Однако для первого лица единственного числа в индоевропейском реконструируется еще одна форма. См. хеттское uk-, продолженное в германских местоименных формах, сохранивших много реликтовых элементов. К. Шилдз [Shields 1998] объясняет эту форму как контаминацию уже "ослабленного" первоначального дейксиса *u и дейктической частицы *k(e/o), обладающей семантикой ’here and now’. То есть и эта форма местоимения первого лица также есть первоначальный композит, а именно – комбинация дейктических элементов, очевидно, с тем же катафорическим значением вроде ’ вот я’.

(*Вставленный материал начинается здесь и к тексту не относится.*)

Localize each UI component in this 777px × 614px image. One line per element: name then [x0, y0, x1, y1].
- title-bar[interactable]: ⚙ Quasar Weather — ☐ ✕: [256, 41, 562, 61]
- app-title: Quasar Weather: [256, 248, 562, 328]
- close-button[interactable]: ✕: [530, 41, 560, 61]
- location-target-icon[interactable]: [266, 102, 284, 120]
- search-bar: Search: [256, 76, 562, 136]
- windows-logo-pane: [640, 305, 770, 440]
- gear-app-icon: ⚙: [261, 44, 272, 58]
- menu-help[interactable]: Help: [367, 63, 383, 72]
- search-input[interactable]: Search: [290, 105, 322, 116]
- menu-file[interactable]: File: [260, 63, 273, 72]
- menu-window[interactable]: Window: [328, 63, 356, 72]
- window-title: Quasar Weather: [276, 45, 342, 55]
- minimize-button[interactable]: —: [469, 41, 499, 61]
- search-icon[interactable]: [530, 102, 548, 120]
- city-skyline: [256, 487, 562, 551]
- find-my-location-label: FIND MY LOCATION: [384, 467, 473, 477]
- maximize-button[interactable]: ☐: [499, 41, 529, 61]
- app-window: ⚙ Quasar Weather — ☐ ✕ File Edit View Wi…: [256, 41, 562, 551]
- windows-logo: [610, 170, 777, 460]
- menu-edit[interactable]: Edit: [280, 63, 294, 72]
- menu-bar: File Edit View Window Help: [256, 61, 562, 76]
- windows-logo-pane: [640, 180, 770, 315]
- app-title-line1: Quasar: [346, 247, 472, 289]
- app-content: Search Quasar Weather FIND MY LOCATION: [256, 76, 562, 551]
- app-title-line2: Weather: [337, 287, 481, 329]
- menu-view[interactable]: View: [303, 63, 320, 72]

Все это можно было бы считать просто историей личных местоимений первого лица и не относить к явлениям "скрытой памяти", если бы это не имело отношения к одной скрытой тенденции различения двух конструкций, которую как раз демонстрирует именно русский язык. Дело в том, что в русском языке равно допустимы в речи и формы с представленным местоимением первого лица единственного числа: Я люблю хорошо заваренный чай, и формы без местоимения: Люблю хорошо заваренный чай. См. также в поэзии: Люблю тебя, Петра творенье (Пушкин) и Я люблю этот город вязевый (Есенин). То есть русский язык оказался интересным лингвисту для возможных новых выводов, находясь как бы в некоей середине, где по одну сторону помещаются языки с обязательным местоимением (например, английский, французский, немецкий), и языки, где местоимение в речи практически почти всегда опускается (итальянский, польский и др.). На эту особенность русского языка лингвисты не обращали пристального внимания, однако в последние годы появилась серия работ, начатых Ж. Брейяром и И. Фужерон [Брейяр, Фужерон 2001; Breuillard, Fougeron 2001; Брейяр, Николаева, Фужерон 2003], в которых демонстрируется, что за этим внешне не систематичным варьированием форм с местоимением и без него можно увидеть определенную тенденцию.